Over the last few months we’ve been working hard on building the range of statistics we cover here at Timetric. The other day we surpassed the one-million-series mark. We thought you might want to know how we’ve done it, especially as these series aren’t static; we actively, and automatically, check each one for changes periodically. Thousands are updated daily – check our front page for the most recently updated.
All the data in Timetric is uploaded by a subsystem we call the “Big Dataset Uploader”. This goes away and pulls in data from various organization’s websites, FTP servers, or wherever else it’s to be found, beats it around until it’s in the right shape, then uploads it.
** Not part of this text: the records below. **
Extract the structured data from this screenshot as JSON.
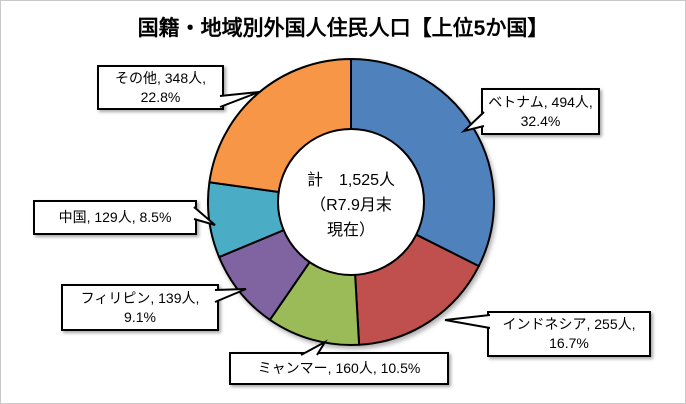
{
  "title": "国籍・地域別外国人住民人口【上位5か国】",
  "chart_data": {
    "type": "pie",
    "subtype": "donut",
    "title": "国籍・地域別外国人住民人口【上位5か国】",
    "unit": "人",
    "total_label": "計　1,525人（R7.9月末現在）",
    "total_value": 1525,
    "direction": "clockwise",
    "start_angle_deg": 0,
    "legend_position": "none",
    "segments": [
      {
        "label": "ベトナム",
        "value": 494,
        "pct": 32.4,
        "color": "#4F81BD"
      },
      {
        "label": "インドネシア",
        "value": 255,
        "pct": 16.7,
        "color": "#C0504D"
      },
      {
        "label": "ミャンマー",
        "value": 160,
        "pct": 10.5,
        "color": "#9BBB59"
      },
      {
        "label": "フィリピン",
        "value": 139,
        "pct": 9.1,
        "color": "#8064A2"
      },
      {
        "label": "中国",
        "value": 129,
        "pct": 8.5,
        "color": "#4BACC6"
      },
      {
        "label": "その他",
        "value": 348,
        "pct": 22.8,
        "color": "#F79646"
      }
    ]
  },
  "center_label": {
    "line1": "計　1,525人",
    "line2": "（R7.9月末",
    "line3": "現在）"
  },
  "callouts": {
    "vietnam": {
      "line1": "ベトナム, 494人,",
      "line2": "32.4%"
    },
    "indonesia": {
      "line1": "インドネシア, 255人,",
      "line2": "16.7%"
    },
    "myanmar": {
      "line1": "ミャンマー, 160人, 10.5%"
    },
    "philippines": {
      "line1": "フィリピン, 139人,",
      "line2": "9.1%"
    },
    "china": {
      "line1": "中国, 129人, 8.5%"
    },
    "others": {
      "line1": "その他, 348人,",
      "line2": "22.8%"
    }
  }
}
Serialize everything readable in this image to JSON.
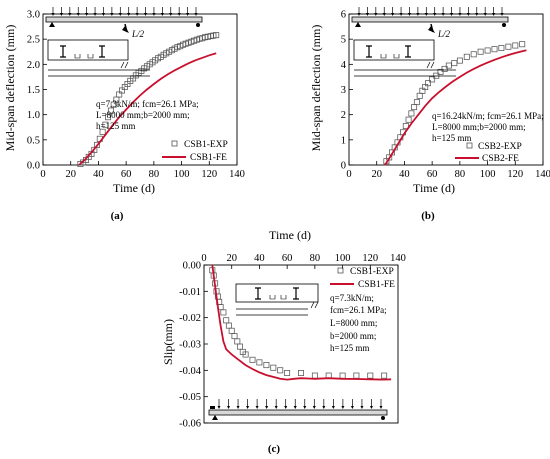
{
  "chart_data": [
    {
      "id": "a",
      "type": "scatter",
      "panel_label": "(a)",
      "xlabel": "Time (d)",
      "ylabel": "Mid-span deflection (mm)",
      "xlim": [
        0,
        140
      ],
      "ylim": [
        0,
        3.0
      ],
      "xticks": [
        0,
        20,
        40,
        60,
        80,
        100,
        120,
        140
      ],
      "yticks": [
        0.0,
        0.5,
        1.0,
        1.5,
        2.0,
        2.5,
        3.0
      ],
      "ytick_labels": [
        "0.0",
        "0.5",
        "1.0",
        "1.5",
        "2.0",
        "2.5",
        "3.0"
      ],
      "load_label": "L/2",
      "annotation": [
        "q=7.3kN/m; fcm=26.1 MPa;",
        "L=8000 mm;b=2000 mm;",
        "h=125 mm"
      ],
      "legend": [
        "CSB1-EXP",
        "CSB1-FE"
      ],
      "series": [
        {
          "name": "CSB1-EXP",
          "kind": "scatter",
          "x": [
            27,
            29,
            31,
            33,
            35,
            37,
            39,
            41,
            43,
            45,
            47,
            49,
            51,
            53,
            55,
            57,
            59,
            61,
            63,
            65,
            67,
            69,
            71,
            73,
            75,
            77,
            79,
            81,
            83,
            85,
            87,
            89,
            91,
            93,
            95,
            97,
            99,
            101,
            103,
            105,
            107,
            109,
            111,
            113,
            115,
            117,
            119,
            121,
            123,
            125
          ],
          "y": [
            0.02,
            0.05,
            0.1,
            0.16,
            0.22,
            0.3,
            0.4,
            0.52,
            0.66,
            0.8,
            0.95,
            1.08,
            1.2,
            1.3,
            1.4,
            1.48,
            1.55,
            1.61,
            1.67,
            1.72,
            1.78,
            1.83,
            1.87,
            1.92,
            1.96,
            2.0,
            2.04,
            2.08,
            2.12,
            2.15,
            2.19,
            2.22,
            2.25,
            2.28,
            2.31,
            2.34,
            2.36,
            2.39,
            2.41,
            2.43,
            2.45,
            2.47,
            2.49,
            2.51,
            2.52,
            2.54,
            2.55,
            2.56,
            2.57,
            2.58
          ]
        },
        {
          "name": "CSB1-FE",
          "kind": "line",
          "x": [
            26,
            30,
            35,
            40,
            45,
            50,
            55,
            60,
            65,
            70,
            75,
            80,
            85,
            90,
            95,
            100,
            105,
            110,
            115,
            120,
            125
          ],
          "y": [
            0.0,
            0.1,
            0.25,
            0.42,
            0.6,
            0.78,
            0.95,
            1.1,
            1.25,
            1.38,
            1.5,
            1.61,
            1.71,
            1.8,
            1.88,
            1.95,
            2.02,
            2.08,
            2.13,
            2.18,
            2.22
          ]
        }
      ]
    },
    {
      "id": "b",
      "type": "scatter",
      "panel_label": "(b)",
      "xlabel": "Time (d)",
      "ylabel": "Mid-span deflection (mm)",
      "xlim": [
        0,
        140
      ],
      "ylim": [
        0,
        6
      ],
      "xticks": [
        0,
        20,
        40,
        60,
        80,
        100,
        120,
        140
      ],
      "yticks": [
        0,
        1,
        2,
        3,
        4,
        5,
        6
      ],
      "ytick_labels": [
        "0",
        "1",
        "2",
        "3",
        "4",
        "5",
        "6"
      ],
      "load_label": "L/2",
      "annotation": [
        "q=16.24kN/m; fcm=26.1 MPa;",
        "L=8000 mm;b=2000 mm;",
        "h=125 mm"
      ],
      "legend": [
        "CSB2-EXP",
        "CSB2-FE"
      ],
      "series": [
        {
          "name": "CSB2-EXP",
          "kind": "scatter",
          "x": [
            27,
            29,
            31,
            33,
            35,
            37,
            39,
            41,
            43,
            45,
            47,
            49,
            51,
            53,
            55,
            57,
            60,
            63,
            66,
            69,
            72,
            76,
            80,
            85,
            90,
            95,
            100,
            105,
            110,
            115,
            120,
            125
          ],
          "y": [
            0.15,
            0.3,
            0.5,
            0.7,
            0.9,
            1.1,
            1.3,
            1.55,
            1.8,
            2.05,
            2.3,
            2.5,
            2.75,
            2.95,
            3.1,
            3.25,
            3.4,
            3.55,
            3.7,
            3.82,
            3.95,
            4.05,
            4.15,
            4.3,
            4.4,
            4.5,
            4.55,
            4.6,
            4.65,
            4.7,
            4.75,
            4.8
          ]
        },
        {
          "name": "CSB2-FE",
          "kind": "line",
          "x": [
            26,
            30,
            35,
            40,
            45,
            50,
            55,
            60,
            65,
            70,
            75,
            80,
            85,
            90,
            95,
            100,
            105,
            110,
            115,
            120,
            125,
            128
          ],
          "y": [
            0.0,
            0.35,
            0.8,
            1.25,
            1.65,
            2.0,
            2.35,
            2.65,
            2.9,
            3.12,
            3.32,
            3.5,
            3.67,
            3.82,
            3.95,
            4.07,
            4.18,
            4.28,
            4.37,
            4.45,
            4.52,
            4.56
          ]
        }
      ]
    },
    {
      "id": "c",
      "type": "scatter",
      "panel_label": "(c)",
      "xlabel": "Time (d)",
      "ylabel": "Slip(mm)",
      "xlim": [
        0,
        140
      ],
      "ylim": [
        -0.06,
        0.0
      ],
      "xticks": [
        0,
        20,
        40,
        60,
        80,
        100,
        120,
        140
      ],
      "yticks": [
        0.0,
        -0.01,
        -0.02,
        -0.03,
        -0.04,
        -0.05,
        -0.06
      ],
      "ytick_labels": [
        "0.00",
        "-0.01",
        "-0.02",
        "-0.03",
        "-0.04",
        "-0.05",
        "-0.06"
      ],
      "annotation": [
        "q=7.3kN/m;",
        "fcm=26.1 MPa;",
        "L=8000 mm;",
        "b=2000 mm;",
        "h=125 mm"
      ],
      "legend": [
        "CSB1-EXP",
        "CSB1-FE"
      ],
      "series": [
        {
          "name": "CSB1-EXP",
          "kind": "scatter",
          "x": [
            6,
            7,
            8,
            9,
            10,
            11,
            12,
            14,
            16,
            18,
            20,
            22,
            24,
            26,
            28,
            30,
            35,
            40,
            45,
            50,
            55,
            60,
            70,
            80,
            90,
            100,
            110,
            120,
            130
          ],
          "y": [
            -0.002,
            -0.004,
            -0.007,
            -0.01,
            -0.012,
            -0.014,
            -0.016,
            -0.018,
            -0.021,
            -0.023,
            -0.025,
            -0.027,
            -0.029,
            -0.031,
            -0.033,
            -0.034,
            -0.036,
            -0.037,
            -0.038,
            -0.039,
            -0.04,
            -0.041,
            -0.041,
            -0.042,
            -0.042,
            -0.042,
            -0.042,
            -0.042,
            -0.042
          ]
        },
        {
          "name": "CSB1-FE",
          "kind": "line",
          "x": [
            6,
            8,
            10,
            12,
            14,
            16,
            20,
            25,
            30,
            35,
            40,
            45,
            50,
            55,
            60,
            65,
            70,
            75,
            80,
            90,
            100,
            110,
            120,
            130,
            135
          ],
          "y": [
            0.0,
            -0.008,
            -0.016,
            -0.023,
            -0.029,
            -0.032,
            -0.034,
            -0.036,
            -0.038,
            -0.0395,
            -0.0408,
            -0.0418,
            -0.0425,
            -0.0432,
            -0.0435,
            -0.0432,
            -0.043,
            -0.0431,
            -0.0432,
            -0.043,
            -0.0432,
            -0.0433,
            -0.0434,
            -0.0435,
            -0.0434
          ]
        }
      ]
    }
  ],
  "colors": {
    "fe_line": "#c8102e",
    "exp_marker": "#555555",
    "axis": "#000000"
  }
}
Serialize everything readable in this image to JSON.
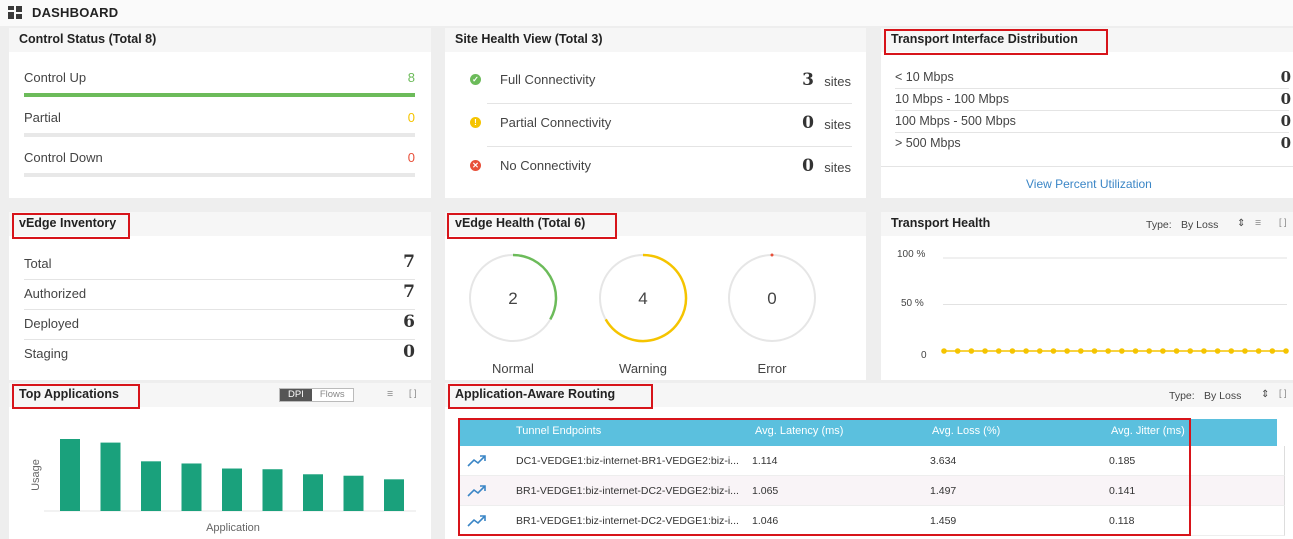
{
  "header": {
    "title": "DASHBOARD",
    "icon": "dashboard-grid-icon"
  },
  "control_status": {
    "title": "Control Status (Total 8)",
    "rows": [
      {
        "label": "Control Up",
        "value": "8",
        "color": "#6cbb5a",
        "fill": 1.0
      },
      {
        "label": "Partial",
        "value": "0",
        "color": "#f5c400",
        "fill": 0
      },
      {
        "label": "Control Down",
        "value": "0",
        "color": "#e8503a",
        "fill": 0
      }
    ]
  },
  "site_health": {
    "title": "Site Health View (Total 3)",
    "unit": "sites",
    "rows": [
      {
        "label": "Full Connectivity",
        "value": "3",
        "icon": "check-circle-icon",
        "color": "#6cbb5a"
      },
      {
        "label": "Partial Connectivity",
        "value": "0",
        "icon": "warning-circle-icon",
        "color": "#f5c400"
      },
      {
        "label": "No Connectivity",
        "value": "0",
        "icon": "error-circle-icon",
        "color": "#e8503a"
      }
    ]
  },
  "transport_interface": {
    "title": "Transport Interface Distribution",
    "rows": [
      {
        "label": "< 10 Mbps",
        "value": "0"
      },
      {
        "label": "10 Mbps - 100 Mbps",
        "value": "0"
      },
      {
        "label": "100 Mbps - 500 Mbps",
        "value": "0"
      },
      {
        "label": "> 500 Mbps",
        "value": "0"
      }
    ],
    "link": "View Percent Utilization"
  },
  "vedge_inventory": {
    "title": "vEdge Inventory",
    "rows": [
      {
        "label": "Total",
        "value": "7"
      },
      {
        "label": "Authorized",
        "value": "7"
      },
      {
        "label": "Deployed",
        "value": "6"
      },
      {
        "label": "Staging",
        "value": "0"
      }
    ]
  },
  "vedge_health": {
    "title": "vEdge Health (Total 6)",
    "gauges": [
      {
        "label": "Normal",
        "value": "2",
        "color": "#6cbb5a",
        "fraction": 0.333
      },
      {
        "label": "Warning",
        "value": "4",
        "color": "#f5c400",
        "fraction": 0.667
      },
      {
        "label": "Error",
        "value": "0",
        "color": "#e8503a",
        "fraction": 0
      }
    ]
  },
  "transport_health": {
    "title": "Transport Health",
    "type_label": "Type:",
    "type_value": "By Loss",
    "y_ticks": [
      "100 %",
      "50 %",
      "0"
    ],
    "points_value": 0,
    "point_count": 26,
    "point_color": "#f5c400"
  },
  "top_apps": {
    "title": "Top Applications",
    "toggle": [
      "DPI",
      "Flows"
    ],
    "ylabel": "Usage",
    "xlabel": "Application",
    "bar_color": "#1aa17c"
  },
  "chart_data": {
    "type": "bar",
    "title": "Top Applications",
    "xlabel": "Application",
    "ylabel": "Usage",
    "categories": [
      "",
      "",
      "",
      "",
      "",
      "",
      "",
      "",
      ""
    ],
    "values": [
      100,
      95,
      69,
      66,
      59,
      58,
      51,
      49,
      44
    ],
    "ylim": [
      0,
      100
    ]
  },
  "app_routing": {
    "title": "Application-Aware Routing",
    "type_label": "Type:",
    "type_value": "By Loss",
    "columns": [
      "Tunnel Endpoints",
      "Avg. Latency (ms)",
      "Avg. Loss (%)",
      "Avg. Jitter (ms)"
    ],
    "rows": [
      {
        "endpoint": "DC1-VEDGE1:biz-internet-BR1-VEDGE2:biz-i...",
        "latency": "1.114",
        "loss": "3.634",
        "jitter": "0.185"
      },
      {
        "endpoint": "BR1-VEDGE1:biz-internet-DC2-VEDGE2:biz-i...",
        "latency": "1.065",
        "loss": "1.497",
        "jitter": "0.141"
      },
      {
        "endpoint": "BR1-VEDGE1:biz-internet-DC2-VEDGE1:biz-i...",
        "latency": "1.046",
        "loss": "1.459",
        "jitter": "0.118"
      }
    ]
  }
}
Ideally we’d get all our data from consistent and well defined web services; The World Bank’s API is a good example for others to follow in this regard.
In general, though, the biggest help has been using proven, open source software components. We’ve been able to draw on the wealth of knowledge available and contribute back wherever possible; Toby’s sunburnt library, a Python interface to the Solr search engine, for instance.
We’ve been building Timetric almost entirely in Python. You might be surprised by that – there are much faster compiled languages – but it’s worked out well for us. Python has great libraries. In particular, with Numpy, it has very good numeric performance for a scripting language. With a small team the productivity and maintainability advantages more than compensate for any performance hit.